John and Mary at the Night Eagle Cafe

John is John Lombardo, one of the founding members of 10,000 Maniacs, and co-writer of some of their most groundbreaking songs such as My Mother the War, Tension and Can't Ignore the Train. Having left the band just before they achieved mainstream popularity, John has been referred to as the "Pete Best of Jamestown," referring to another young man who left a band from a working class town before that band achieved notoriety.

I was a relative latecomer to 10,000 Maniacs fandom, having seen only 4 shows with Natalie Merchant, all of them after John had left. John and Mary were actually the opening act at one of these, at Oswego on 10/21/90; I was on a date with my current wife, who got sick during the Maniacs' set. We had to leave early, but not before I was smitten by John and Mary’s upbeat folkie feel (and totally depressing lyrics). I picked up their first CD Victory Gardens there and it was immediately in constant rotation along with all my Maniacs CDs. It was similar in feel to the first few Maniacs albums; not surprising, since John wrote most of the music in the band's early days. The followup, the Weedkiller's Daughter, was even better.
I was a pretty dedicated John and Mary fan. For example, I once drove from Syracuse to Fredonia and back (round trip, about 6 hours) for a John and Mary show. But as time went on (and kids arrived), my acceptable radius for attending their concerts kept shrinking: the outer limit became Buffalo, then Rochester, then Oswego or Ithaca. By 2001, it became clear the Maniacs weren't going to regain commercial success and the tours stopped happening. I think I saw John and Mary a few more times after that, once at a bar in Syracuse. They put out one more indie album, The Pinwheel Galaxy, but it didn't really grab me. Maybe it was because my musical taste had turned more sharply toward folk -- I saw the Nields open for the Maniacs in Geneva NY and was hooked, and from there discovered Dar Williams, Dave Carter, Ellis Paul and other shining lights of the northeast folk music scene. Mary moved out to California and John and Mary were pretty much history as far as I knew.
Still, The Wishing Chair and The Weedkiller's Daughter remained two of my all-time favorite albums. So now maybe it's easier to understand my excitement at finding out John and Mary had a new group and were working on a new album and would be playing at the new Night Eagle Cafe in Binghamton, only a 90 minute drive away. With a lot happening in my family this weekend it was complicated to arrange, but I managed to get on the road early enough to arrive around 7:30, just in time to catch the end of the soundcheck. I was a little worried that nobody else was there yet, even though that's when the doors were supposed to open. I've been to a few shows where I was a large fraction of the audience; luckily that wasn't the case tonight.

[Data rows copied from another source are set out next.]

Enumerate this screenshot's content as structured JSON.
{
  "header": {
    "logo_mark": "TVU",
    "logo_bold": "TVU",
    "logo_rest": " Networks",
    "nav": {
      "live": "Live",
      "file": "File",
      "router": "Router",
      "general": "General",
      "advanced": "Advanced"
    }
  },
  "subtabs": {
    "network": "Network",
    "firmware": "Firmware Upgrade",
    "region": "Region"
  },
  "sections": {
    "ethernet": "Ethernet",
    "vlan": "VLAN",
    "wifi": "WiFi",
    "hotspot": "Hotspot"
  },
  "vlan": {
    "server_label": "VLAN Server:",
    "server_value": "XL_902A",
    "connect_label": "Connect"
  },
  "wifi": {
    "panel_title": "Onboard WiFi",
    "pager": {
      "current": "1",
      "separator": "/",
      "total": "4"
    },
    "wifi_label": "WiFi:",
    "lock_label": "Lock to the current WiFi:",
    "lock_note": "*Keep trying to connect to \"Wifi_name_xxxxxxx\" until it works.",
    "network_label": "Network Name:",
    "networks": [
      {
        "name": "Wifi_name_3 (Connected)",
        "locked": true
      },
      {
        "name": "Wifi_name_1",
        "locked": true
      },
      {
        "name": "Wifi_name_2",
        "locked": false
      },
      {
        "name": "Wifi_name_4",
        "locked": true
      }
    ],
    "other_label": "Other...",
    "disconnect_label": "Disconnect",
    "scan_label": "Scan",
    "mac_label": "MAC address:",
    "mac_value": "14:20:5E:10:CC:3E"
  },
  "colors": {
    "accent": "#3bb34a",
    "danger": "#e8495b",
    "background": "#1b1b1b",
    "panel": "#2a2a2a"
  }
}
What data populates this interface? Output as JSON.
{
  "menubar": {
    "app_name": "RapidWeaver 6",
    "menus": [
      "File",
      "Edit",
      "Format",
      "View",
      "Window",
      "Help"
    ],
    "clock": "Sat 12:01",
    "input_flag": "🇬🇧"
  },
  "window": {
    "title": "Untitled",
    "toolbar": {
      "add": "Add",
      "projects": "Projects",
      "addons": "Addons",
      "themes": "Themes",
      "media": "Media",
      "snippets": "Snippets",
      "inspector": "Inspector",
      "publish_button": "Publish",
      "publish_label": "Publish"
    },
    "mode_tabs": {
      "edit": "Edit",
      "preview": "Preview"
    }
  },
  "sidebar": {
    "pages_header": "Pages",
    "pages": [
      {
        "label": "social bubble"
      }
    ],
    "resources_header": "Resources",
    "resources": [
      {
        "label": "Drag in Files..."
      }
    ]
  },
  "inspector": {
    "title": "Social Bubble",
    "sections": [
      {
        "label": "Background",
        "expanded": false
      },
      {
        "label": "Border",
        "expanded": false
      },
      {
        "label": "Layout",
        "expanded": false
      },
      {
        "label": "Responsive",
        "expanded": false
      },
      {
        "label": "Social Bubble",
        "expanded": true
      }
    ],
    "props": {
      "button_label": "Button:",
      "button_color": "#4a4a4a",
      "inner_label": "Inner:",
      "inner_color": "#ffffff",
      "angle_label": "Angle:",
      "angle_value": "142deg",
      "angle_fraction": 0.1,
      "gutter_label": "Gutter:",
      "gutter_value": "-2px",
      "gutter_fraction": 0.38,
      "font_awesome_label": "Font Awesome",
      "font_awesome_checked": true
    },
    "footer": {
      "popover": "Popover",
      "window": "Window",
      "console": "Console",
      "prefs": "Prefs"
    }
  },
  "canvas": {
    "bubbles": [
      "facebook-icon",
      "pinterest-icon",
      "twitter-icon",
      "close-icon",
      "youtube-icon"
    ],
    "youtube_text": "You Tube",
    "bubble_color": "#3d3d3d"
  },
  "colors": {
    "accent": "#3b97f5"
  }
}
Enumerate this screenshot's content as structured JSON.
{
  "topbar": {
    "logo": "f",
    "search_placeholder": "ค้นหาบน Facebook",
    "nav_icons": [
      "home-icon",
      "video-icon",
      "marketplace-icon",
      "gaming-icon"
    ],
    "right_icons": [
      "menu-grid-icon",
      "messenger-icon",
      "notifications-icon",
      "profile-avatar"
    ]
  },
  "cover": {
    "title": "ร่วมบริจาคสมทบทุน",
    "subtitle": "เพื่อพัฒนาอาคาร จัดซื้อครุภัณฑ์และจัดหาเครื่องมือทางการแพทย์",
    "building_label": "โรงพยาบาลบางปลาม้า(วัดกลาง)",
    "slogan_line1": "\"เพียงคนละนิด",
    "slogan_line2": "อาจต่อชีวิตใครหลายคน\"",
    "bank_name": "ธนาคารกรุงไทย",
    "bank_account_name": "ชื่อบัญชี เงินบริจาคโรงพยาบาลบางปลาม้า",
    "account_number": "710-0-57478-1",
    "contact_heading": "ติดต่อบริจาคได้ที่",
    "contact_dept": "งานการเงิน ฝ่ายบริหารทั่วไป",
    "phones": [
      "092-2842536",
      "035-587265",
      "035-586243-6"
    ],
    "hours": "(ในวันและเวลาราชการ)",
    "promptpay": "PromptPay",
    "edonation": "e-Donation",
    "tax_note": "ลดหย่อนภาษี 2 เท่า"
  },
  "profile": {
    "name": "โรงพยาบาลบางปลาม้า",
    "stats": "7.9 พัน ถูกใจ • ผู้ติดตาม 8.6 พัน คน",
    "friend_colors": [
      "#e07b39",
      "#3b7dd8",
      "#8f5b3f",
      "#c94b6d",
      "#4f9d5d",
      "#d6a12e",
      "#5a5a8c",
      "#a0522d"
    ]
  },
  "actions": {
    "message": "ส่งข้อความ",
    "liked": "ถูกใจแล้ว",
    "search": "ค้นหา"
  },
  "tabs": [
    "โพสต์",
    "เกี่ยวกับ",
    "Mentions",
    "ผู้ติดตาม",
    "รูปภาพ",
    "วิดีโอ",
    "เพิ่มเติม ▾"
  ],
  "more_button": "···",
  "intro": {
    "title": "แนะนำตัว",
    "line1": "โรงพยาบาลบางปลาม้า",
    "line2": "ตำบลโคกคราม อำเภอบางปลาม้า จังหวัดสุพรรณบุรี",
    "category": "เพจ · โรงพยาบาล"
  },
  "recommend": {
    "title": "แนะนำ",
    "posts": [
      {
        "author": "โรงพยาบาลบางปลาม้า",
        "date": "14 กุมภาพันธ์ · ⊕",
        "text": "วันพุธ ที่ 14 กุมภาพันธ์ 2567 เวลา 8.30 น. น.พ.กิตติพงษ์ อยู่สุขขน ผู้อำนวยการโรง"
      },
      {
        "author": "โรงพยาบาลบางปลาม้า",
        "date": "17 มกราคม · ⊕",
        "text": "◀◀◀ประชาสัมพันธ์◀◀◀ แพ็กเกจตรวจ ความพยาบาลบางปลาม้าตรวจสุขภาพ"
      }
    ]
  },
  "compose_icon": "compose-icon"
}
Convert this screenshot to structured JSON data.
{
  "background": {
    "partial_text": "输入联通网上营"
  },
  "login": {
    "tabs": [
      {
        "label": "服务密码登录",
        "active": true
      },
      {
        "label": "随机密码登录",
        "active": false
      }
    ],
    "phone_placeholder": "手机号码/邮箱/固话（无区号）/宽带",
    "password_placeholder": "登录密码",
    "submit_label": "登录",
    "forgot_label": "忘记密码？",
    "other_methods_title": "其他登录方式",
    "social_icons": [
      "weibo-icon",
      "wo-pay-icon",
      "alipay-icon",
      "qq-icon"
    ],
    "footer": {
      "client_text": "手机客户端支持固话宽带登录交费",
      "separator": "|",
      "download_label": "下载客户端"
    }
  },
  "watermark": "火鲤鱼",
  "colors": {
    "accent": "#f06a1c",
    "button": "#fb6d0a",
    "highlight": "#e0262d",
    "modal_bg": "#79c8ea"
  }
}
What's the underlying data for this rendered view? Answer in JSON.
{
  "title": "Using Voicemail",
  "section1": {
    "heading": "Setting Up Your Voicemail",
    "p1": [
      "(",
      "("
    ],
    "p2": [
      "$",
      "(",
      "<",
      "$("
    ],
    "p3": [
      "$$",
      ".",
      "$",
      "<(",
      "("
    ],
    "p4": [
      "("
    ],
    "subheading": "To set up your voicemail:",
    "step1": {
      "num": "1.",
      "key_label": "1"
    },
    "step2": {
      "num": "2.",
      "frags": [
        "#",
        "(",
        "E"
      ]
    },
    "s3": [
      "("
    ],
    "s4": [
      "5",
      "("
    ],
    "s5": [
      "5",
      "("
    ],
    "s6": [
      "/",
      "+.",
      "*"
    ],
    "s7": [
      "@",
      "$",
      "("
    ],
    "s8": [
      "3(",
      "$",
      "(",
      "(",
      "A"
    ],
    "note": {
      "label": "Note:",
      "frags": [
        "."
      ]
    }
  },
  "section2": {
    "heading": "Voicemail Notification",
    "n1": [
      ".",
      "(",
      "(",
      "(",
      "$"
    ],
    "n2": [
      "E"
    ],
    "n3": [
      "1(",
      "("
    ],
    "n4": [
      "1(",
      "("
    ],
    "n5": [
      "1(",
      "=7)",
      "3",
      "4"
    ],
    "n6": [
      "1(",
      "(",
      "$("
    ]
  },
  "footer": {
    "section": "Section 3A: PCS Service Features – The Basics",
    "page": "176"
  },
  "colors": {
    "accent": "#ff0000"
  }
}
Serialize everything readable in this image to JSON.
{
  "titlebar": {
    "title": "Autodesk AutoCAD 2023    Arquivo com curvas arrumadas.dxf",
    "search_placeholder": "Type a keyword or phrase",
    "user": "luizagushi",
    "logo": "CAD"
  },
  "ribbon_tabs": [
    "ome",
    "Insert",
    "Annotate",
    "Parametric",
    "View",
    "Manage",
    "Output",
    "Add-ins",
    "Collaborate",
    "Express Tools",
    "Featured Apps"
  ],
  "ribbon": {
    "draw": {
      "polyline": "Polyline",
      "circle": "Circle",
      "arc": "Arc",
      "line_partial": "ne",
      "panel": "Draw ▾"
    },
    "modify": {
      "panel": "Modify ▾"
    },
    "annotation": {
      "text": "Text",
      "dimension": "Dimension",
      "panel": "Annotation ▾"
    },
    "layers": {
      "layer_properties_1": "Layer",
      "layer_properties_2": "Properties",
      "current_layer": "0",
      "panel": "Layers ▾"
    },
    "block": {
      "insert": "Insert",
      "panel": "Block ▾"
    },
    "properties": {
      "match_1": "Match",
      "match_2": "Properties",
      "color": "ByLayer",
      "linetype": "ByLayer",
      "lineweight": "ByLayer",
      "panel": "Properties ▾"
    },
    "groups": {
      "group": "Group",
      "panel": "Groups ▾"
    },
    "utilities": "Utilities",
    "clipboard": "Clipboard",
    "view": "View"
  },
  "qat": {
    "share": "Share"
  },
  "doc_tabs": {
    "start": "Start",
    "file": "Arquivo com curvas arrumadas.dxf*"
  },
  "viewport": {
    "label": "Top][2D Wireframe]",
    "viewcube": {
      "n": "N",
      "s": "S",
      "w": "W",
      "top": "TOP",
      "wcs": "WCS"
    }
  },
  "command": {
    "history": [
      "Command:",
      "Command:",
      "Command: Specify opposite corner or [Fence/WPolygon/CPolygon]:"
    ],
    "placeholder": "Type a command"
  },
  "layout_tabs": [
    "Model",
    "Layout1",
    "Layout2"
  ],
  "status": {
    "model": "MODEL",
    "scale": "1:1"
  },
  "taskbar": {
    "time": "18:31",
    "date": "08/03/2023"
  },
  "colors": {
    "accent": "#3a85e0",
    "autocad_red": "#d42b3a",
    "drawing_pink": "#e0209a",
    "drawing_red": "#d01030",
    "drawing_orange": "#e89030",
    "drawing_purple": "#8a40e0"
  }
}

The first clip is Clare's Scarf, which has an interesting origin: John took a tape of the first song he and Mary wrote together, Piles of Dead Leaves, and played it backwards, and decided he liked the sound enough to make another song of it.
The second clip is Can't Ignore The Train, which is probably my favorite Maniacs song of all time. I shared this with John before the show, which is probably why he dedicated it to me:
Overall, it was a great night out. In a more perfect world, John Lombardo would be much better known than he is. But we don't live in a more perfect world. I'm just thankful that I happen to live in the one with which he and Mary Ramsey have chosen to share their music.